Effects of feeding fish oil on the properties of lipoproteins isolated from rhesus monkeys consuming an atherogenic diet.

This study examined plasma lipids and lipoproteins of rhesus monkeys fed fish oil incorporated into a highly atherogenic diet containing saturated fat and cholesterol. The animals were fed diets containing 2% cholesterol and either 25% coconut oil (group I), 25% fish oil/coconut oil (1:1; group II), or 25% fish oil/coconut oil (3:1; group III) for 12 months (n = 8/group). Adding menhaden fish oil to the diet increased plasma eicosapentaenoic acid and docosahexaenoic acid and decreased plasma linoleic acid in animals fed the fish oil containing diets. Plasma concentrations of all lipoprotein fractions were decreased in the fish oil groups. VLDL isolated from group I animals exhibited beta-mobility on agarose gels but the VLDL from groups II and III animals did not. The group I VLDL was more highly enriched in cholesteryl ester than was VLDL from groups II and III. Group I LDL had a small but significant increase in cholesteryl ester content compared to group III LDL. No differences in HDL composition were observed in the 3 groups.
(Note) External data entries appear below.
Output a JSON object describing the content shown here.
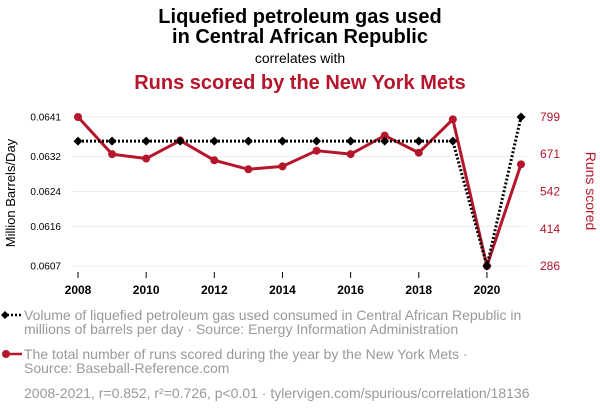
{
  "header": {
    "title_line1": "Liquefied petroleum gas used",
    "title_line2": "in Central African Republic",
    "correlates": "correlates with",
    "title2": "Runs scored by the New York Mets"
  },
  "colors": {
    "series1": "#000000",
    "series2": "#b5162b",
    "muted": "#999999",
    "grid": "#eeeeee"
  },
  "chart_data": {
    "type": "line",
    "x": [
      2008,
      2009,
      2010,
      2011,
      2012,
      2013,
      2014,
      2015,
      2016,
      2017,
      2018,
      2019,
      2020,
      2021
    ],
    "xlim": [
      2008,
      2021
    ],
    "xticks": [
      "2008",
      "2010",
      "2012",
      "2014",
      "2016",
      "2018",
      "2020"
    ],
    "series": [
      {
        "name": "Liquefied petroleum gas used in Central African Republic",
        "axis": "left",
        "values": [
          0.06355,
          0.06355,
          0.06355,
          0.06355,
          0.06355,
          0.06355,
          0.06355,
          0.06355,
          0.06355,
          0.06355,
          0.06355,
          0.06355,
          0.0607,
          0.0641
        ],
        "style": "dotted",
        "marker": "diamond"
      },
      {
        "name": "Runs scored by the New York Mets",
        "axis": "right",
        "values": [
          799,
          671,
          656,
          718,
          650,
          619,
          629,
          683,
          671,
          735,
          676,
          791,
          286,
          636
        ],
        "style": "solid",
        "marker": "circle"
      }
    ],
    "left_axis": {
      "label": "Million Barrels/Day",
      "ticks": [
        "0.0607",
        "0.0616",
        "0.0624",
        "0.0632",
        "0.0641"
      ],
      "ylim": [
        0.0607,
        0.0641
      ]
    },
    "right_axis": {
      "label": "Runs scored",
      "ticks": [
        "286",
        "414",
        "542",
        "671",
        "799"
      ],
      "ylim": [
        286,
        799
      ]
    }
  },
  "legend": {
    "item1_line1": "Volume of liquefied petroleum gas used consumed in Central African Republic in",
    "item1_line2": "millions of barrels per day · Source: Energy Information Administration",
    "item2_line1": "The total number of runs scored during the year by the New York Mets ·",
    "item2_line2": "Source: Baseball-Reference.com"
  },
  "footer": {
    "text": "2008-2021, r=0.852, r²=0.726, p<0.01 · tylervigen.com/spurious/correlation/18136"
  }
}
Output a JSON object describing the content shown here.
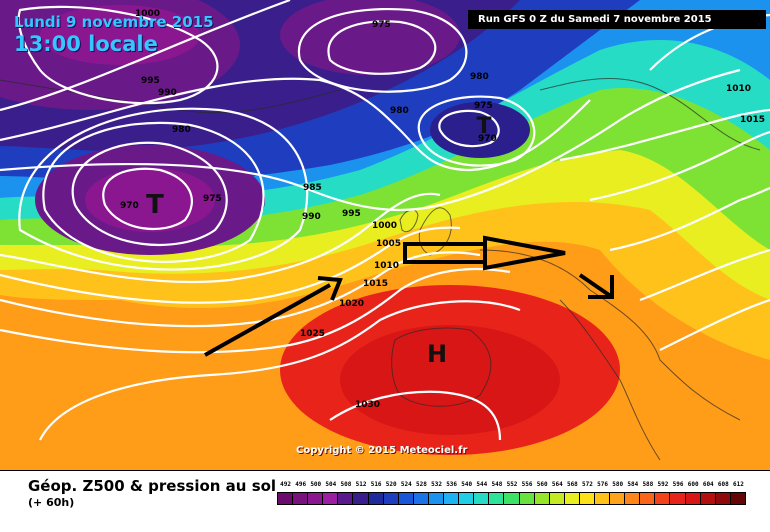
{
  "header": {
    "date": "Lundi 9 novembre 2015",
    "local_time": "13:00 locale",
    "run": "Run GFS 0 Z du Samedi 7 novembre 2015"
  },
  "copyright": "Copyright © 2015 Meteociel.fr",
  "legend": {
    "title": "Géop. Z500 & pression au sol",
    "subtitle": "(+ 60h)",
    "scale": [
      {
        "value": "492",
        "color": "#6b0b6b"
      },
      {
        "value": "496",
        "color": "#7a127d"
      },
      {
        "value": "500",
        "color": "#8a1790"
      },
      {
        "value": "504",
        "color": "#9c1ea3"
      },
      {
        "value": "508",
        "color": "#5a1a8e"
      },
      {
        "value": "512",
        "color": "#3a1f8c"
      },
      {
        "value": "516",
        "color": "#1f2a9c"
      },
      {
        "value": "520",
        "color": "#1e3dbf"
      },
      {
        "value": "524",
        "color": "#1956d8"
      },
      {
        "value": "528",
        "color": "#1c73e8"
      },
      {
        "value": "532",
        "color": "#1c92ef"
      },
      {
        "value": "536",
        "color": "#1db3f2"
      },
      {
        "value": "540",
        "color": "#22cde6"
      },
      {
        "value": "544",
        "color": "#27dcc4"
      },
      {
        "value": "548",
        "color": "#2fe29a"
      },
      {
        "value": "552",
        "color": "#3de267"
      },
      {
        "value": "556",
        "color": "#67e23e"
      },
      {
        "value": "560",
        "color": "#97e52b"
      },
      {
        "value": "564",
        "color": "#c4ea24"
      },
      {
        "value": "568",
        "color": "#e8ee1f"
      },
      {
        "value": "572",
        "color": "#fde21a"
      },
      {
        "value": "576",
        "color": "#ffc21a"
      },
      {
        "value": "580",
        "color": "#ffa31a"
      },
      {
        "value": "584",
        "color": "#ff851a"
      },
      {
        "value": "588",
        "color": "#fb651a"
      },
      {
        "value": "592",
        "color": "#f2431a"
      },
      {
        "value": "596",
        "color": "#e8241a"
      },
      {
        "value": "600",
        "color": "#d81616"
      },
      {
        "value": "604",
        "color": "#b40f0f"
      },
      {
        "value": "608",
        "color": "#8f0a0a"
      },
      {
        "value": "612",
        "color": "#650606"
      }
    ]
  },
  "map": {
    "pressure_labels": [
      "1000",
      "975",
      "995",
      "990",
      "980",
      "980",
      "980",
      "975",
      "970",
      "975",
      "985",
      "990",
      "995",
      "1000",
      "1005",
      "1010",
      "1015",
      "1020",
      "1025",
      "1030",
      "1010",
      "1015",
      "970"
    ],
    "low_marks": [
      "T",
      "T"
    ],
    "high_marks": [
      "H"
    ],
    "arrows": [
      "flow-arrow-southwest",
      "flow-arrow-atlantic",
      "flow-arrow-east"
    ],
    "icons": [
      "low-pressure-symbol",
      "high-pressure-symbol",
      "arrow-icon"
    ]
  }
}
At least 6 times less apo E was recovered in VLDL, IDL, and LDL from group III animals than from group I animals. Assuming 1 molecule of apo B per lipoprotein particle, there were 50% fewer VLDL, IDL, and LDL particles in group III than in group I animals. Group III also had significantly lower molar ratios of apo E/apo B in VLDL, IDL, and LDL than did group I animals. When VLDL from all 3 groups were incubated with J774 macrophages at equal protein concentrations, only the VLDL from the group I animals stimulated cholesterol esterification. Thus, introducing fish oil into an atherogenic diet reduced the number of VLDL, IDL and LDL particles in plasma by as much as 50%, reduced the cholesteryl ester content of the circulating lipoprotein, and reduced the ability of the VLDL to stimulate cholesterol esterification in macrophages.